Fox clicks her tongue against the roof of her mouth. "Yes. I think we ate waffles together at Maddy's, but I may be wrong, and she came here the other day with me as a crow. I flew her and Mei here, because I had never been part of a murder and they had never been crows before. Mei liked it and thought it was awesome, and it made Leta almost throw up. She didn't like flying forty-eight stories up into the sky." She pushes her grimy hair back out of her face with both hands and lets out a long, slow breath, then hops up from his lap, padding off to the kitchen. "I am getting a drink that isn't vodka." For herself? For him? Probably yes.

"Water would be good, as well as something sugary. Even if you decide to cleanse my system, it will still linger in its effects." Vasha doesn't argue with the 'not vodka' suggestion. He hasn't touched the bottle since she turned up, after all. Once she's off his lap, he takes the last pelmeni from the first bag and polishes it off, crumpling up the bag and tossing it into the waste basket on the balcony. The bottle of vodka is capped and set aside again. He releases a rather disgustingly gassy belch, and then pats his stomach.

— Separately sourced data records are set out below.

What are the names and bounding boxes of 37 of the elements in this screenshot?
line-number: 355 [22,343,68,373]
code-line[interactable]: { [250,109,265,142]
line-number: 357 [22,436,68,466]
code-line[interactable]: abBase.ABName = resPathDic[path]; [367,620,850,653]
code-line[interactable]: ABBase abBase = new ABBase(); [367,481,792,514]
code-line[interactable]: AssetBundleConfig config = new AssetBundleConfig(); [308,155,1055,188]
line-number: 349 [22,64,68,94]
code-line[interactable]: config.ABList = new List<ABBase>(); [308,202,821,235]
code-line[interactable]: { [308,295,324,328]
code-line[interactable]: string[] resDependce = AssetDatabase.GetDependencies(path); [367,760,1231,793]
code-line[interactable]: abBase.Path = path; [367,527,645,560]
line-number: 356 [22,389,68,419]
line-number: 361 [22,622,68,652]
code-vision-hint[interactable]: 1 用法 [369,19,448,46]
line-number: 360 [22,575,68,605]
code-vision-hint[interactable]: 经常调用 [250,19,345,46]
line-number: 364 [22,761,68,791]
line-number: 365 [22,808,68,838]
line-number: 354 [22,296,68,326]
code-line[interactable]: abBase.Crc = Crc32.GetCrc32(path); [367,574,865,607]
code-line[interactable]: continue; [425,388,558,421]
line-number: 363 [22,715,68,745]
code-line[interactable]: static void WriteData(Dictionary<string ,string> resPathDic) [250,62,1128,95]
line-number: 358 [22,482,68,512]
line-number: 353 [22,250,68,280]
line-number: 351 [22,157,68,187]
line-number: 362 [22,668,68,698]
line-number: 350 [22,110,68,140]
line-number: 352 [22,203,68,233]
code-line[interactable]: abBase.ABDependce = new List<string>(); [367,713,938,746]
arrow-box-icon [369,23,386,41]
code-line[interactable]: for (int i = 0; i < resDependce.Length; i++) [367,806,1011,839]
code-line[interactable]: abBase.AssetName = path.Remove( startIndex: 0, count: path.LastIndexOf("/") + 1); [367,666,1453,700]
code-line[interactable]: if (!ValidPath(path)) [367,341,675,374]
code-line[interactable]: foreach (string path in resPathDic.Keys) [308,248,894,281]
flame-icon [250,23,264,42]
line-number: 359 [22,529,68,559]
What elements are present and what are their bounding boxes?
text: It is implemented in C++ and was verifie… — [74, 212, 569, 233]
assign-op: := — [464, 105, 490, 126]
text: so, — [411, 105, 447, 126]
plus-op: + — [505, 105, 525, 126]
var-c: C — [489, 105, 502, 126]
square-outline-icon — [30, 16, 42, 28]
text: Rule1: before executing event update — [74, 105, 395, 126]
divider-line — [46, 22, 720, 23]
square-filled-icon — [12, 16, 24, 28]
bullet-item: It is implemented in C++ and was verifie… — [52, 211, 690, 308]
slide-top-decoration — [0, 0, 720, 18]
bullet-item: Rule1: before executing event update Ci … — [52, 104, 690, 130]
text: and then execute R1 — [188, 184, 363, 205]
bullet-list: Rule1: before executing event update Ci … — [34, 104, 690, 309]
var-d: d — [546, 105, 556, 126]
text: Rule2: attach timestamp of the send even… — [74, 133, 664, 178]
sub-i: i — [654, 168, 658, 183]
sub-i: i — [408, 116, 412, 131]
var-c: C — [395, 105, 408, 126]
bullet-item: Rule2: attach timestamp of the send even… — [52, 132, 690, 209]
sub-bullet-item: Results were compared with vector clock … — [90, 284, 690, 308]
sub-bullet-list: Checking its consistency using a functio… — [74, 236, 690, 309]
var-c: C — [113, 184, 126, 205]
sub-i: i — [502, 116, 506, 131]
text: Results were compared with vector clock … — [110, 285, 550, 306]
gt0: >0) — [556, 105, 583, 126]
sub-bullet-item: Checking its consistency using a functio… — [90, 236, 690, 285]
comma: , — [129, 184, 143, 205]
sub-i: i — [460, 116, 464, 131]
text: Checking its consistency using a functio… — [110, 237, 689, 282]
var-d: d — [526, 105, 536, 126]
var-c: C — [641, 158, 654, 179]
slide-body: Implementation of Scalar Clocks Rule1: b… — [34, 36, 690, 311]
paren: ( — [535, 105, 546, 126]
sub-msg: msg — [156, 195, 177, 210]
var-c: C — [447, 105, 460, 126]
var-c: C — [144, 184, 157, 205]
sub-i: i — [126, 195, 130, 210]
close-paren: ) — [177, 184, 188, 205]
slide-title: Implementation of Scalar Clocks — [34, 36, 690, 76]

"Only if I don't fix that too," Fox calls from the kitchen. But she isn't doing that, at least not right away. There's the sounds of the fridge opening and closing, and her soft bare footsteps going pap pap pap around the kitchen. The sound of water running and ice clinking. She returns not long after with a pitcher full of ice water, a glass, and a container of orange juice, all of which she sets down on the table next to him. The first flare of her nimbus does nothing save, well, flare her nimbus, but the second rushes through his veins in a rather familiarly-cleansing sensation, warm and clean. Rather like a shower for the insides.